Anche la legge di natura richiede che ci mostriamo, verso gli altri, quali desideriamo che essi siano con noi; e impudente oltre ogni dire sarebbe colui che domandasse a Dio la remissione dei suoi peccati, e conservasse poi l'animo suo ostile verso il prossimo. Perciò devono essere sempre pronti al perdono coloro che hanno subito un'offesa. A ciò li spinge fortemente questa preghiera, e l'ordine di Dio che troviamo in san Luca: Se il tuo fratello pecca verso di te, riprendilo; e se è pentito, perdonagli. Se avrà peccato contro di te sette volte al giorno, e sette volte al giorno ritorna a te dicendo: Me ne pento, perdonagli (Lc 17,3). E nel Vangelo di san Matteo si legge: Amate i vostri nemici (Mt 5,44). L'Apostolo ancora, e, prima di lui, Salomone, ha scritto: Se il tuo nemico ha fame, nutrilo; se ha sete, dagli da bere (Rm 12,20 Pr 25,21). Lo stesso si riscontra in san Marco evangelista: Quando state pregando, se avete qualche cosa contro qualcuno, perdonate; affinché il Padre vostro nei cieli vi perdoni anch'egli i vostri falli (Mc 11,25).
 
Ma poiché nulla forse si compie con maggiore riluttanza, per difetto della nostra depravata natura, che il perdono delle ingiurie, i parroci dovranno ricorrere a tutta la loro forza d'ingegno e d'animo, per cambiare e piegare l'animo dei fedeli a questa mitezza e a questo amore cosi necessari al cristiano. Indugino nel riferire i testi sacri, nei quali si può udire Dio che ordina il perdono dei nemici.

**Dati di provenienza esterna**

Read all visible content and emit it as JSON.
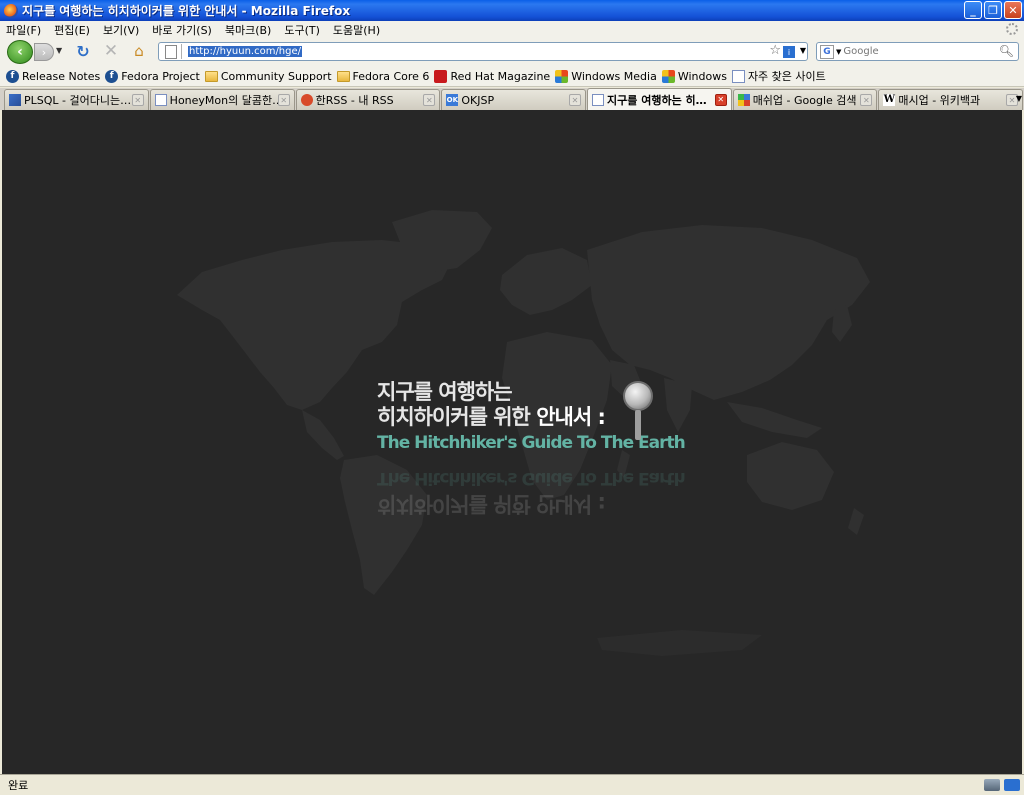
{
  "window": {
    "title": "지구를 여행하는 히치하이커를 위한 안내서 - Mozilla Firefox"
  },
  "menu": [
    "파일(F)",
    "편집(E)",
    "보기(V)",
    "바로 가기(S)",
    "북마크(B)",
    "도구(T)",
    "도움말(H)"
  ],
  "nav": {
    "url": "http://hyuun.com/hge/",
    "search_placeholder": "Google"
  },
  "bookmarks": [
    {
      "label": "Release Notes",
      "icon": "fedora-icon"
    },
    {
      "label": "Fedora Project",
      "icon": "fedora-icon"
    },
    {
      "label": "Community Support",
      "icon": "folder-icon"
    },
    {
      "label": "Fedora Core 6",
      "icon": "folder-icon"
    },
    {
      "label": "Red Hat Magazine",
      "icon": "redhat-icon"
    },
    {
      "label": "Windows Media",
      "icon": "windows-icon"
    },
    {
      "label": "Windows",
      "icon": "windows-icon"
    },
    {
      "label": "자주 찾은 사이트",
      "icon": "page-icon"
    }
  ],
  "tabs": [
    {
      "label": "PLSQL - 걸어다니는…",
      "icon": "plsql-icon",
      "active": false
    },
    {
      "label": "HoneyMon의 달콤한…",
      "icon": "page-icon",
      "active": false
    },
    {
      "label": "한RSS - 내 RSS",
      "icon": "rss-icon",
      "active": false
    },
    {
      "label": "OKJSP",
      "icon": "okjsp-icon",
      "active": false
    },
    {
      "label": "지구를 여행하는 히…",
      "icon": "page-icon",
      "active": true
    },
    {
      "label": "매쉬업 - Google 검색",
      "icon": "google-icon",
      "active": false
    },
    {
      "label": "매시업 - 위키백과",
      "icon": "wikipedia-icon",
      "active": false
    }
  ],
  "content": {
    "line1": "지구를 여행하는",
    "line2_a": "히치하이커를 위한",
    "line2_b": "안내서 :",
    "english": "The Hitchhiker's Guide To The Earth"
  },
  "status": {
    "text": "완료"
  },
  "colors": {
    "background": "#272727",
    "map_land": "#313131",
    "english_title": "#63b3a4"
  }
}
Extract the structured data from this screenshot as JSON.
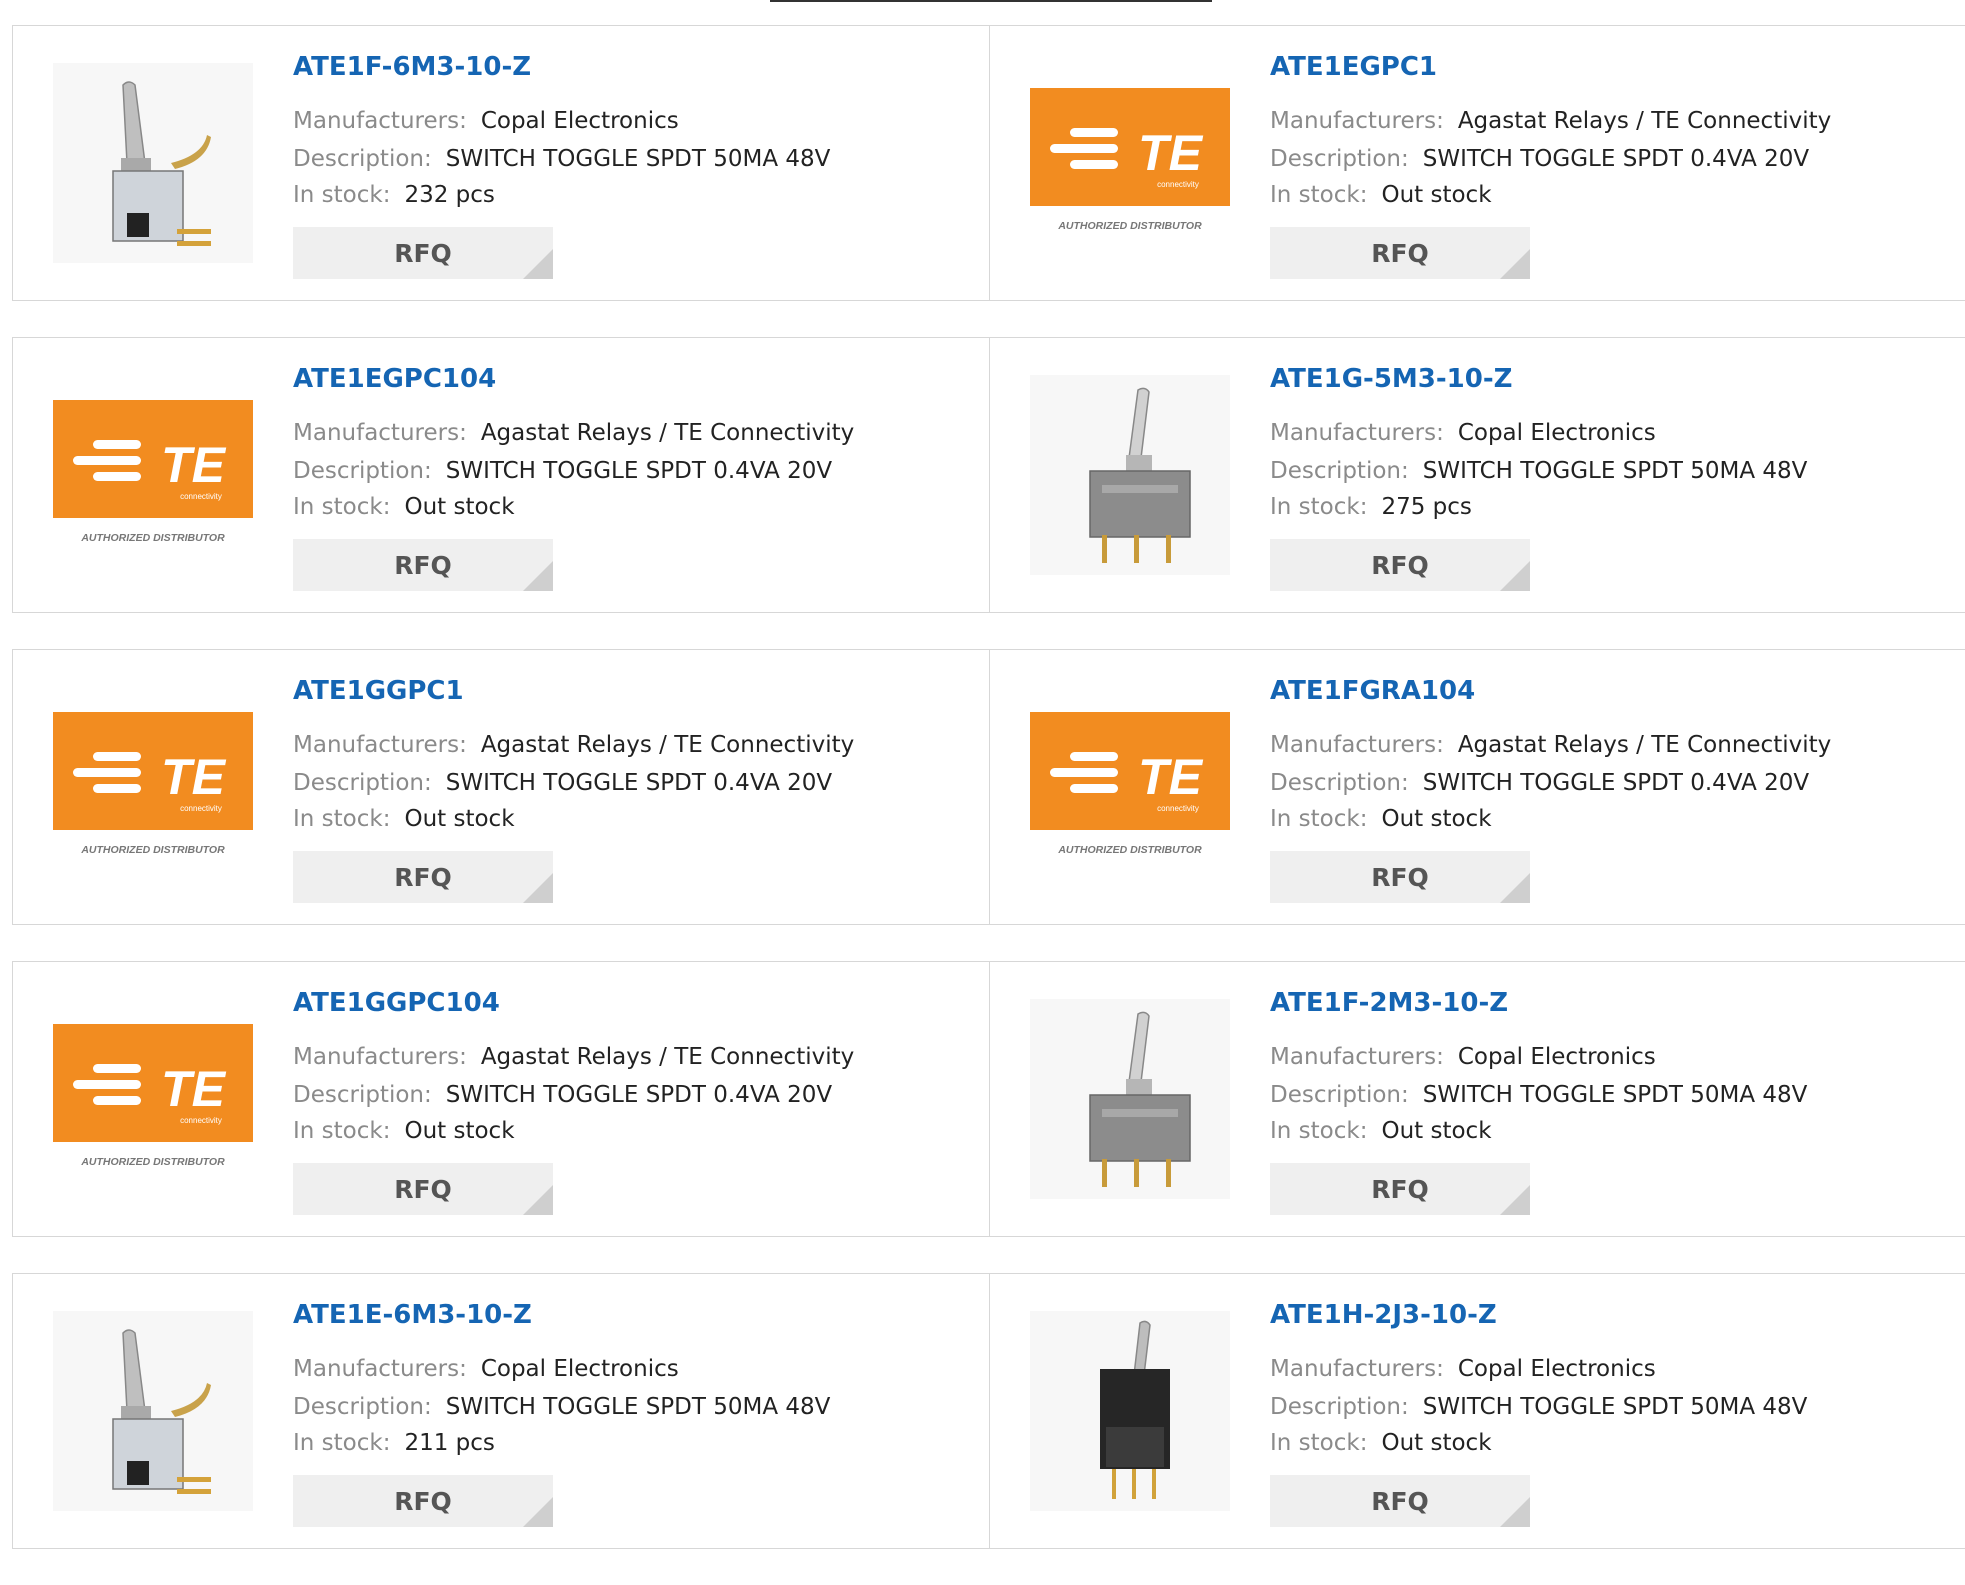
{
  "labels": {
    "manufacturers": "Manufacturers:",
    "description": "Description:",
    "stock": "In stock:",
    "rfq": "RFQ"
  },
  "te_logo": {
    "mark": "TE",
    "sub": "connectivity",
    "caption": "AUTHORIZED DISTRIBUTOR",
    "color": "#f28c20"
  },
  "colors": {
    "title": "#1565b3",
    "label": "#8a8a8a",
    "button_bg": "#efefef"
  },
  "products": [
    {
      "part": "ATE1F-6M3-10-Z",
      "manufacturer": "Copal Electronics",
      "description": "SWITCH TOGGLE SPDT 50MA 48V",
      "stock": "232 pcs",
      "image": "toggle-switch-angled-icon"
    },
    {
      "part": "ATE1EGPC1",
      "manufacturer": "Agastat Relays / TE Connectivity",
      "description": "SWITCH TOGGLE SPDT 0.4VA 20V",
      "stock": "Out stock",
      "image": "te-logo"
    },
    {
      "part": "ATE1EGPC104",
      "manufacturer": "Agastat Relays / TE Connectivity",
      "description": "SWITCH TOGGLE SPDT 0.4VA 20V",
      "stock": "Out stock",
      "image": "te-logo"
    },
    {
      "part": "ATE1G-5M3-10-Z",
      "manufacturer": "Copal Electronics",
      "description": "SWITCH TOGGLE SPDT 50MA 48V",
      "stock": "275 pcs",
      "image": "toggle-switch-gray-icon"
    },
    {
      "part": "ATE1GGPC1",
      "manufacturer": "Agastat Relays / TE Connectivity",
      "description": "SWITCH TOGGLE SPDT 0.4VA 20V",
      "stock": "Out stock",
      "image": "te-logo"
    },
    {
      "part": "ATE1FGRA104",
      "manufacturer": "Agastat Relays / TE Connectivity",
      "description": "SWITCH TOGGLE SPDT 0.4VA 20V",
      "stock": "Out stock",
      "image": "te-logo"
    },
    {
      "part": "ATE1GGPC104",
      "manufacturer": "Agastat Relays / TE Connectivity",
      "description": "SWITCH TOGGLE SPDT 0.4VA 20V",
      "stock": "Out stock",
      "image": "te-logo"
    },
    {
      "part": "ATE1F-2M3-10-Z",
      "manufacturer": "Copal Electronics",
      "description": "SWITCH TOGGLE SPDT 50MA 48V",
      "stock": "Out stock",
      "image": "toggle-switch-gray-icon"
    },
    {
      "part": "ATE1E-6M3-10-Z",
      "manufacturer": "Copal Electronics",
      "description": "SWITCH TOGGLE SPDT 50MA 48V",
      "stock": "211 pcs",
      "image": "toggle-switch-angled-icon"
    },
    {
      "part": "ATE1H-2J3-10-Z",
      "manufacturer": "Copal Electronics",
      "description": "SWITCH TOGGLE SPDT 50MA 48V",
      "stock": "Out stock",
      "image": "toggle-switch-black-icon"
    }
  ]
}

Proclamino ancora questa verità assoluta e di grande efficacia sull'animo dell'uomo: che essi sono figli di Dio, purché siano facili a perdonare le ingiurie, e amino di cuore i loro nemici. Nell'amare i nemici trasparisce la somiglianza nostra con Dio nostro Padre, il quale si riconcilio col genere umano, a lui cosi nemico e molesto, redimendolo dall'eterna morte con la morte del proprio Figlio. Serva anche di esortazione e di precetto l'ordine del Signore nostro Gesù Cristo, che noi non possiamo non osservare, senza gran disonore e danno: Pregate per quelli che vi perseguitano e vi calunniano, affinché siate figli del Padre vostro che è nei cieli (Mt 5,44).